Question

Let f be the function defined by f(x)=3/(2x²−7x+5).

(c) Using the identity that
3/(2x²−7x+5)= [2/(2x-5)] - [1/(x-1)]
evaluate ∫{5,[infinity]} f (x) dx or show that the integral diverges

Answer 1

Step-by-step explanation:

To evaluate the integral ∫[5,∞] f(x) dx, we can use the given identity to rewrite the function f(x) as a difference of fractions:

f(x) = 3/(2x² - 7x + 5) = 2/(2x - 5) - 1/(x - 1).

Now, let's integrate the function f(x) over the given interval [5, ∞]:

∫[5,∞] f(x) dx = ∫[5,∞] (2/(2x - 5) - 1/(x - 1)) dx.

We can integrate each term separately:

∫[5,∞] (2/(2x - 5)) dx = 2∫[5,∞] (1/(2x - 5)) dx.

To evaluate this integral, we can use the u-substitution method:

Let u = 2x - 5, then du/dx = 2, and dx = du/2.

Substituting these values into the integral, we get:

2∫[5,∞] (1/(2x - 5)) dx = 2∫[u(5),∞] (1/u) (du/2)

= ∫[u(5),∞] (1/u) du

= ln|u|∣∣[u(5),∞]

= ln|2x - 5|∣∣[5,∞].

Now let's evaluate the second term of the original integral:

∫[5,∞] (1/(x - 1)) dx.

To evaluate this integral, we can use the u-substitution method again:

Let u = x - 1, then du/dx = 1, and dx = du.

Substituting these values into the integral, we get:

∫[5,∞] (1/(x - 1)) dx = ∫[u(5),∞] (1/u) du

= ln|u|∣∣[u(5),∞]

= ln|x - 1|∣∣[5,∞].

Now, let's evaluate the integral:

∫[5,∞] f(x) dx = ∫[5,∞] (2/(2x - 5) - 1/(x - 1)) dx

= ln|2x - 5|∣∣[5,∞] - ln|x - 1|∣∣[5,∞].

When we evaluate the upper limit of integration (x = ∞), both ln|2x - 5| and ln|x - 1| approach positive infinity. Thus, the integral ∫[5,∞] f(x) dx also approaches positive infinity.

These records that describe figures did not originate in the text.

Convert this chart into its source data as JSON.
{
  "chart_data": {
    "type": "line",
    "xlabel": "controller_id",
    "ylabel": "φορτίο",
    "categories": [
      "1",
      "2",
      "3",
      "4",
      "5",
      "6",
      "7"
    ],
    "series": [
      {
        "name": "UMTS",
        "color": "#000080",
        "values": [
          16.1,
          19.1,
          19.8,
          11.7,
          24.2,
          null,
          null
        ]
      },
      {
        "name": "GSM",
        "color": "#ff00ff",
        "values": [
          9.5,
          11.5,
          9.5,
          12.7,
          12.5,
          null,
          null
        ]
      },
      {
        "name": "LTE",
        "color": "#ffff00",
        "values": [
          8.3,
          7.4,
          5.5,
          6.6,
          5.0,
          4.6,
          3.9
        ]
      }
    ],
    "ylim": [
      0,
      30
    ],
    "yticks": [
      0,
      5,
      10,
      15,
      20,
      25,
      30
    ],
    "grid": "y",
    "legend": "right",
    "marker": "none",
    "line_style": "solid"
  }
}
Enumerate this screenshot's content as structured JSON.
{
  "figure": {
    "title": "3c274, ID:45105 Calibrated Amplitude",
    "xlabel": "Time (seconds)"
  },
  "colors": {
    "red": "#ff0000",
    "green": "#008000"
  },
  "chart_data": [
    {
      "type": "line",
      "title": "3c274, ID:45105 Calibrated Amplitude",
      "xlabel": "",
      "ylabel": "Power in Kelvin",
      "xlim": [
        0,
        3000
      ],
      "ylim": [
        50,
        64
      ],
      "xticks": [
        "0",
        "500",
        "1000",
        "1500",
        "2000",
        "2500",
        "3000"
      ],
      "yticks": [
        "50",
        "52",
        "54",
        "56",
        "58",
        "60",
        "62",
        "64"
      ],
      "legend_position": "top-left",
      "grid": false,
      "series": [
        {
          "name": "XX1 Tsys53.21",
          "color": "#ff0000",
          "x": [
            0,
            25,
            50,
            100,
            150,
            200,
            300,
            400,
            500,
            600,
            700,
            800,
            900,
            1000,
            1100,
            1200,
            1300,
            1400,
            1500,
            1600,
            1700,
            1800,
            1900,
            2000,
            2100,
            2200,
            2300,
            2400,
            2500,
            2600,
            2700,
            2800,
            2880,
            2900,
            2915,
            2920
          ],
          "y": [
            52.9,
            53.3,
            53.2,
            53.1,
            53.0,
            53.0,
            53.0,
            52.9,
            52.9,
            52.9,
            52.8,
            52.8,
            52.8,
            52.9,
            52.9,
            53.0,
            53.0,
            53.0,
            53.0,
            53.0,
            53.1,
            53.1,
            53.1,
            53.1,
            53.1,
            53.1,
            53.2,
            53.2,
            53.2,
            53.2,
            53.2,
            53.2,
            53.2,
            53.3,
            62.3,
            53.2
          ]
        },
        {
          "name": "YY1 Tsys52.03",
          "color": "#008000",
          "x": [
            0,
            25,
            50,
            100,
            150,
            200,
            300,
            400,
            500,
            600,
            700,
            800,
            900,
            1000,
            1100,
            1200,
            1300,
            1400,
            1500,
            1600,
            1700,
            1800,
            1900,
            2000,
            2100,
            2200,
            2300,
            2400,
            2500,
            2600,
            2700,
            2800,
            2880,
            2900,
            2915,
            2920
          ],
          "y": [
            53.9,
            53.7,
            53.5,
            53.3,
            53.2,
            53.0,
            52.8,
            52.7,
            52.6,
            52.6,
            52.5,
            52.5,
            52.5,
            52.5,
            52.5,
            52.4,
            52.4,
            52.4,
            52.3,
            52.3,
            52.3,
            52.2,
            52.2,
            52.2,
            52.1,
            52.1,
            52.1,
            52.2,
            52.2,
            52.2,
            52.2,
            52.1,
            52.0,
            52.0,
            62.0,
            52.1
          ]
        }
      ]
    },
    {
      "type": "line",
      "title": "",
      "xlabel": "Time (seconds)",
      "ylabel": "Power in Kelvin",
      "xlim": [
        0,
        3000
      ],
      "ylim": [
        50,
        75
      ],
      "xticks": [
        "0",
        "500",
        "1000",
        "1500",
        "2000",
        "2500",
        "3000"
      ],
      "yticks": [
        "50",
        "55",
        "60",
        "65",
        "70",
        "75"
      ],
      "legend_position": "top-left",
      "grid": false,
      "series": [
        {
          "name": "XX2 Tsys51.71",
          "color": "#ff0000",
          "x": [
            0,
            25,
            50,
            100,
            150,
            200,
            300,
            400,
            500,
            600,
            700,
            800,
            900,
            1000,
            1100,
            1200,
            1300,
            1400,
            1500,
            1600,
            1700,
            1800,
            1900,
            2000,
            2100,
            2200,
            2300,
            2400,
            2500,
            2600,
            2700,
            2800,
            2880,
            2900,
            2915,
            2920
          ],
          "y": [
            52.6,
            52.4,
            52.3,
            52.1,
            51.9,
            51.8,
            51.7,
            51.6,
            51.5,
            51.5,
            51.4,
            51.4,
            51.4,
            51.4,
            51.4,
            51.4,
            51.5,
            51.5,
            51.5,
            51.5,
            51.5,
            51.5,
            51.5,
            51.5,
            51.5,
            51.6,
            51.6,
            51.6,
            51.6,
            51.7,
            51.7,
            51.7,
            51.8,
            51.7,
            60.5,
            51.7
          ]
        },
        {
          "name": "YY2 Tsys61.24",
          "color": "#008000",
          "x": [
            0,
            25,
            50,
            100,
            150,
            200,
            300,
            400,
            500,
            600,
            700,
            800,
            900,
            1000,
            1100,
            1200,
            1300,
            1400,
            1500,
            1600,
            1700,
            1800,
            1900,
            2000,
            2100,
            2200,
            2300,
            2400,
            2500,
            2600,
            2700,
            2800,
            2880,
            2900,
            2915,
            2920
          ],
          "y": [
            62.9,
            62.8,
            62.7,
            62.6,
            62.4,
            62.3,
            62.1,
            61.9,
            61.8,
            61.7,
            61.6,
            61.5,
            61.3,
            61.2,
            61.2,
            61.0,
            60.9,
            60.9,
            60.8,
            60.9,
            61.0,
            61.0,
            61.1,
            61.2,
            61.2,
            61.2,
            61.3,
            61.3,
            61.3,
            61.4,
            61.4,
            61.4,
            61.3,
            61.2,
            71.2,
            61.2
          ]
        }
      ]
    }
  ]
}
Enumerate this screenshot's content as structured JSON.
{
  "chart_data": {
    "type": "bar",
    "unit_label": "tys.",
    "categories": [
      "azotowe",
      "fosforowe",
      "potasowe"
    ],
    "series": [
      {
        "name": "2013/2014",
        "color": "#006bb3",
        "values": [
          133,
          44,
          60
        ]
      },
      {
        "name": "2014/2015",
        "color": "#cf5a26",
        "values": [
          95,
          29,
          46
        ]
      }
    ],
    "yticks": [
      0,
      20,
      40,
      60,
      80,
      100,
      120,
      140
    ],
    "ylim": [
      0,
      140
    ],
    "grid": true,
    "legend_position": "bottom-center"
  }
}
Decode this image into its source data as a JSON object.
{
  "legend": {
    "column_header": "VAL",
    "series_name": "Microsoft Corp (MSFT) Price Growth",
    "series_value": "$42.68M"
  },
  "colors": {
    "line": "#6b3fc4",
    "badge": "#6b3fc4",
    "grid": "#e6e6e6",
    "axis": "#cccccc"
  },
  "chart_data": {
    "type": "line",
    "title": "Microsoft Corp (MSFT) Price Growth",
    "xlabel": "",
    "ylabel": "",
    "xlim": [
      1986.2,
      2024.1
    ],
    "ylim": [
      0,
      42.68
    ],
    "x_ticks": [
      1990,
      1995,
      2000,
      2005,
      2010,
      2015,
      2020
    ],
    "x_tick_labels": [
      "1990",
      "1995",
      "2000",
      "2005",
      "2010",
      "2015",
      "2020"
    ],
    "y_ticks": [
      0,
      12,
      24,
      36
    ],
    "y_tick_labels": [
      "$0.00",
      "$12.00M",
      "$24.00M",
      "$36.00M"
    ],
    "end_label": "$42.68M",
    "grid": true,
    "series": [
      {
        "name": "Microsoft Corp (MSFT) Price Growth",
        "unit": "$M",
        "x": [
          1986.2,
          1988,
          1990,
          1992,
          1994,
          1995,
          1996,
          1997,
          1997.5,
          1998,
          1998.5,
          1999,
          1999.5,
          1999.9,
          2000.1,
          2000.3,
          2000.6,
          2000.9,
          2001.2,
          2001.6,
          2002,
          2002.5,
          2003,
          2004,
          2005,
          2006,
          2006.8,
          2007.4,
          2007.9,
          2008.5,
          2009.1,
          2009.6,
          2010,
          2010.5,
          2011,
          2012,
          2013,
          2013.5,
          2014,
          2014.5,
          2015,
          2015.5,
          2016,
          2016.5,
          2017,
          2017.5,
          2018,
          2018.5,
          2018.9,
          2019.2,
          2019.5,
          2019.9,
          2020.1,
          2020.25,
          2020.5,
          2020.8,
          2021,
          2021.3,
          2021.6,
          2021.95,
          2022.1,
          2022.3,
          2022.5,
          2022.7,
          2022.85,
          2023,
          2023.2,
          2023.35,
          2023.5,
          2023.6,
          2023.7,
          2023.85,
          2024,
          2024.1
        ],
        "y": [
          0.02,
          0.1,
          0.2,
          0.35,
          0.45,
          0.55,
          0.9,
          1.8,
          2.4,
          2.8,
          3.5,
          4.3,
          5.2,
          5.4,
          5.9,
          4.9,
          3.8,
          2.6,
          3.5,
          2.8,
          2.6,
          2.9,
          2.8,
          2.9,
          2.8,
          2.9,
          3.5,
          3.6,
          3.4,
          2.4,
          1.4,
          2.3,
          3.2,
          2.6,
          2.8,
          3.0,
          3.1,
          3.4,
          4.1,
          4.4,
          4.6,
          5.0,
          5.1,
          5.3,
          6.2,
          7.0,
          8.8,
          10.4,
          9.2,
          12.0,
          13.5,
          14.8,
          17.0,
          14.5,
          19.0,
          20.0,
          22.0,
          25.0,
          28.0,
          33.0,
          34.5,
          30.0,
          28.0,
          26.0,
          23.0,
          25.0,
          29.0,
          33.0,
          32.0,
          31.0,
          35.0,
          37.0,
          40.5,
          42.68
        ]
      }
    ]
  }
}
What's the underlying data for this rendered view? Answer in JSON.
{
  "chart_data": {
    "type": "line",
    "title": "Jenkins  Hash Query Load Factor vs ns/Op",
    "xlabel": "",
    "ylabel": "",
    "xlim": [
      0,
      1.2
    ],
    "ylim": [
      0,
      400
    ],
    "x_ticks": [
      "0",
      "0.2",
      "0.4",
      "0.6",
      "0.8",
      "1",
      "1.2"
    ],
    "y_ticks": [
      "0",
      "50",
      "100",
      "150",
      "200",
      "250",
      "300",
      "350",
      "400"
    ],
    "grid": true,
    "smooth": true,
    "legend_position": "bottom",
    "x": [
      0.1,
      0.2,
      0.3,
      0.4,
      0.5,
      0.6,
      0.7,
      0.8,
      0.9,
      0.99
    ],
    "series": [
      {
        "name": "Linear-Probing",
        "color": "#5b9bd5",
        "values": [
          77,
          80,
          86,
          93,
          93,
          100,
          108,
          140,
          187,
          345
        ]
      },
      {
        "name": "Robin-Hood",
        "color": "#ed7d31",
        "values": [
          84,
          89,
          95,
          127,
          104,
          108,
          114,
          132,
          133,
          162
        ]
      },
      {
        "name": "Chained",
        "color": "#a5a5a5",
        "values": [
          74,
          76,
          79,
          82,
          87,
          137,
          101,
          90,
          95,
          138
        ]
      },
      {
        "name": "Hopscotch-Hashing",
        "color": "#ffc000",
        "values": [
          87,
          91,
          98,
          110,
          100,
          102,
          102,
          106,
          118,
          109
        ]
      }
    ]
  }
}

Therefore, we can conclude that the integral ∫[5,∞] f(x) dx diverges.

Answer 2

The integral ∫[5,∞] f(x) dx diverges.

Step-by-step explanation:

To evaluate the given integral ∫{5,[∞]} f(x) dx using the provided identity, we can rewrite the function f(x) as:

f(x) = 3/(2x²−7x+5) = 2/(2x-5) - 1/(x-1)

Now, we can express the integral in terms of this new representation of f(x):

∫{5,[∞]} f(x) dx = ∫{5,[∞]} (2/(2x-5) - 1/(x-1)) dx

We will now evaluate each part separately.

First, let’s consider the integral of 2/(2x-5):

∫{5,[∞]} 2/(2x-5) dx

To solve this, we can use a u-substitution where u = 2x - 5. Then, du = 2dx, and when x = 5, u = 2*5 - 5 = 5. When x approaches infinity, u approaches infinity. The integral becomes:

(1/2) ∫{5,[∞]} du/u

The integral of du/u is ln|u|, so the integral becomes:

(1/2) ln|u| evaluated from 5 to infinity

As u approaches infinity, ln|u| also approaches infinity. Therefore, this part of the integral diverges.

Next, let’s consider the integral of -1/(x-1):

∫{5,[∞]} -1/(x-1) dx

This integral can be evaluated using a simple substitution where v = x - 1. Then, dv = dx, and when x = 5, v = 5 - 1 = 4. When x approaches infinity, v approaches infinity. The integral becomes:

∫{4,[∞]} dv/v

The integral of dv/v is ln|v|, so the integral becomes:

ln|v| evaluated from 4 to ∞

As v approaches infinity, ln|v| also approaches infinity. Therefore, this part of the integral also diverges.

Since both parts of the integral diverge as x approaches infinity, the given integral ∫{5,[∞]} f(x) dx also diverges.